Padahal seperti diketahui, sama halnya Covid-19 yang punya gejala kompleks, begitu pula dengan terjadinya gempa.

Menurutnya banyak parameter yang perlu dilakukan perihal prediksi terjadinya gempa.

Ia menyebut BMKG sudah melakukan semua pengukuran dengan alat-alat yang termasuk mumpuni sejak 2010 di stasiunnya di Yogyakarta. Tetapi hasil yang didapat belum konsisten.

"Sebaiknya terintegrasi dengan magnet bumi, TEC, suhu air tanah, tilt meter, strain meter pada tempat sama.
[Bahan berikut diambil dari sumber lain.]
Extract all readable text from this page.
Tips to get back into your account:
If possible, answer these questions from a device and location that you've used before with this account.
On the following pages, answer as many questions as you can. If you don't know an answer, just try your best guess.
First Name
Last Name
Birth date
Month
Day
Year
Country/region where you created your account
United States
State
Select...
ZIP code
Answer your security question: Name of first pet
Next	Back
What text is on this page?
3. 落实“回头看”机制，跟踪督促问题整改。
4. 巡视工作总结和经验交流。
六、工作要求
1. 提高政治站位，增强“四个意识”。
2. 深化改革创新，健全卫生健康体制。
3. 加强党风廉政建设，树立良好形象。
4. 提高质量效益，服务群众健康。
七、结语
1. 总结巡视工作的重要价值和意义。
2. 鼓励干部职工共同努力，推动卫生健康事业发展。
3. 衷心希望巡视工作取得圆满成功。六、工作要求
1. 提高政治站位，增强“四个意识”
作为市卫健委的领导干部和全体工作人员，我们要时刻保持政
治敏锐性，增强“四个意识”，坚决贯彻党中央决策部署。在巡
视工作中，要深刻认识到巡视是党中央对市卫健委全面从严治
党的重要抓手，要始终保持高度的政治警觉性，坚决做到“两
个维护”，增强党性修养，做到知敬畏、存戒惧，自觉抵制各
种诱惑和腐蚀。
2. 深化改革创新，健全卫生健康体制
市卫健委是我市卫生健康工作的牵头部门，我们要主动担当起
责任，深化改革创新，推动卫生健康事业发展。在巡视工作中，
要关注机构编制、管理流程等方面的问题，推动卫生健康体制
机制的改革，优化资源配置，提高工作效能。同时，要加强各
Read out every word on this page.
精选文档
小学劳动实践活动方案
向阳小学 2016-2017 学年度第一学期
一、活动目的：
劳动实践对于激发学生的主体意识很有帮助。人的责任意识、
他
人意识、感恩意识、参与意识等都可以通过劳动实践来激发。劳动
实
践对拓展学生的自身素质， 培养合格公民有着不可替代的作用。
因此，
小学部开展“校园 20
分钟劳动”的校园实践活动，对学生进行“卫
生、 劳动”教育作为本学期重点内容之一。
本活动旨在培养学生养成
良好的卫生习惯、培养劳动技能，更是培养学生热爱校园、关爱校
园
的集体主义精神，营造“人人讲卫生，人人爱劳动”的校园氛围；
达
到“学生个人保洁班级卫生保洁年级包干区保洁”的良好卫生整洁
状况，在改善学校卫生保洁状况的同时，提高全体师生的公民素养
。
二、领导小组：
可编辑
Yang lengkap alatnya saja belum konsisten hasilnya, kita belum berani publis," tulisnya.

Sebelumnya tim peneliti dari UGM mengaku tengah mengembangkan sistem pendeteksi gempa yang mampu memprediksi satu sampai tiga hari sebelum terjadi gempa.

"Early warning system (EWS) gempa alogaritma yang kami kembangkan bisa tahu satu sampai tiga hari sebelum gempa. Jika gempa besar di atas 6 SR sekitar dua minggu sebelumnya alat ini sudah mulai memberikan peringatan," kata Ketua tim riset Laboratorium Sistem Sensor dan Telekontrol Departemen Teknik Nuklir dan Teknik Fisika UGM, Prof. Ir. Sunarno melalui keterangan tertulis di Yogyakarta, Minggu (27/9/2020).

Sunarno menjelaskan sistem peringatan dini gempa yang dikembangkannya bersama tim bekerja berdasarkan perbedaan konsentrasi gas radon dan level air tanah yang merupakan anomali alam sebelum terjadinya gempa bumi.

Menurut dia, apabila akan terjadi gempa di lempengan, akan muncul fenomena paparan gas radon alam dari tanah meningkat secara signifikan. Permukaan air tanah juga naik turun secara signifikan.